Regarding high-risk cytogenetics, the median OS and PFS overall was 81.9 months (64 – undefined upper bound) and 28.6 months (22.5-33.5), respectively. By comparison, in the prospective phase III IFM study, 16.6% (Vel-Mel) and 15.3 % (Mel200) of subjects belonged to the high-risk group, respectively; however, the authors did not report outcomes for this subgroup [21]. More recently, the UK Myeloma Group published a study of 103 MM patients identified as high-risk by either (1) Gene Expression Profiling, (2) extra-medullary disease or (3) primary plasma cell leukemia (pPCL) (acronym OPTIMUM ISRCTN16847817) [23]. The aim was to improve outcomes for this high-risk MM group.

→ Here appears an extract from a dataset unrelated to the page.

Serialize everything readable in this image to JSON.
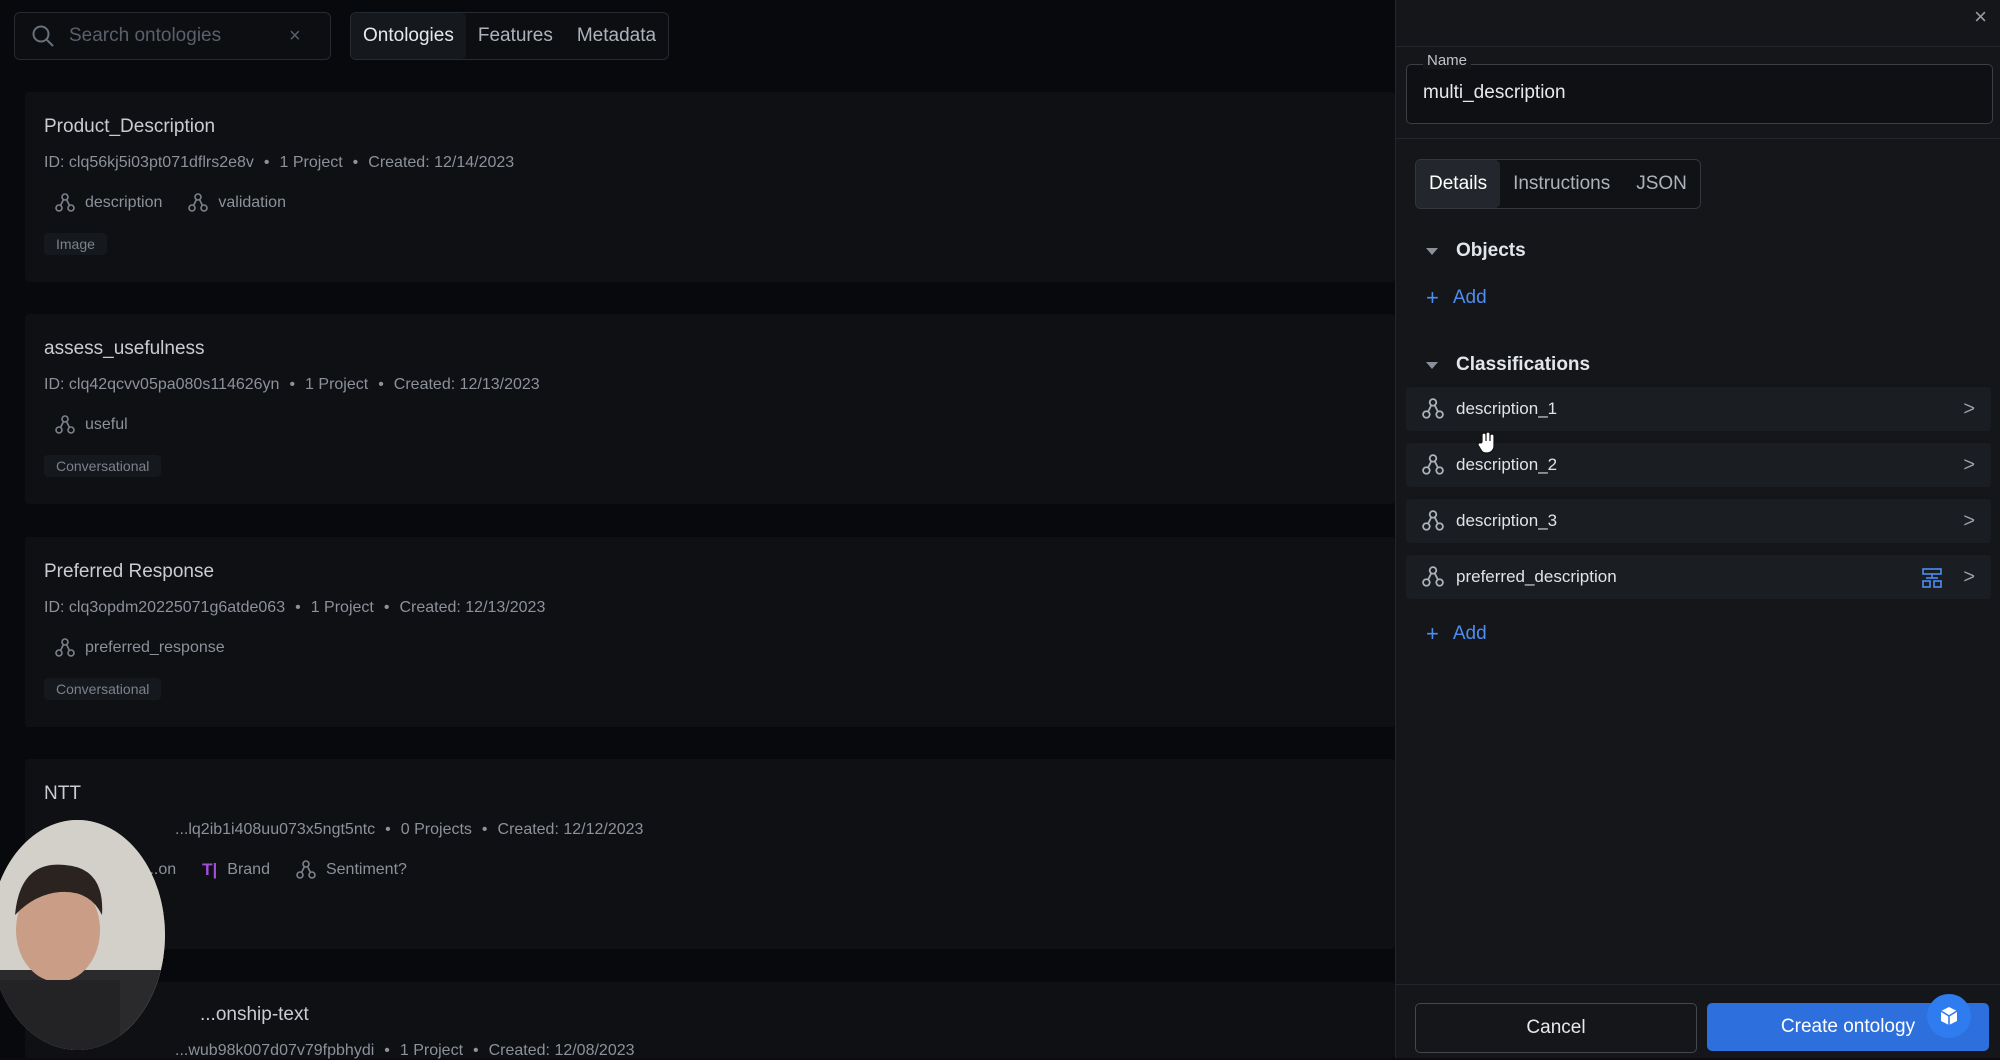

All patients received Vel-Mel conditioning and continuous consolidation with bortezomib-containing RVd regimen following induction with Daratumumab-VRCd. This non-randomized study results demonstrated very high response rates at both pre- and post-AHCT time points and PFS improvement at 18 months over 117 matched historical comparator patients from the UK Myeloma XI study.

In conclusion, this large retrospective EBMT registry-based study compared the outcomes of 292 Vel-Mel patients with 4,092 Mel200 patients. Although there was an improvement in the depth of response post-transplant, Vel-Mel intensified conditioning was not associated with superior PFS or OS. Based on this real world registry data, it appears that Vel-Mel intensification may have been preferentially selected for use in younger, more fit patients. Higher risk MM is also likely to have been a key factor in this choice. These differences in baseline population characteristics may have abrogated any possible effect of the more intensified conditioning on PFS or OS. Moreover, in the absence of an adequately sized prospective randomized study that includes sufficient numbers of high-risk MM patients, it is not possible to rule out a potential positive benefit from the intensification of conditioning with novel agents. In summary, based on our findings as well as the IFM prospective study, there is no evidence to support the routine use of Vel-Mel conditioning.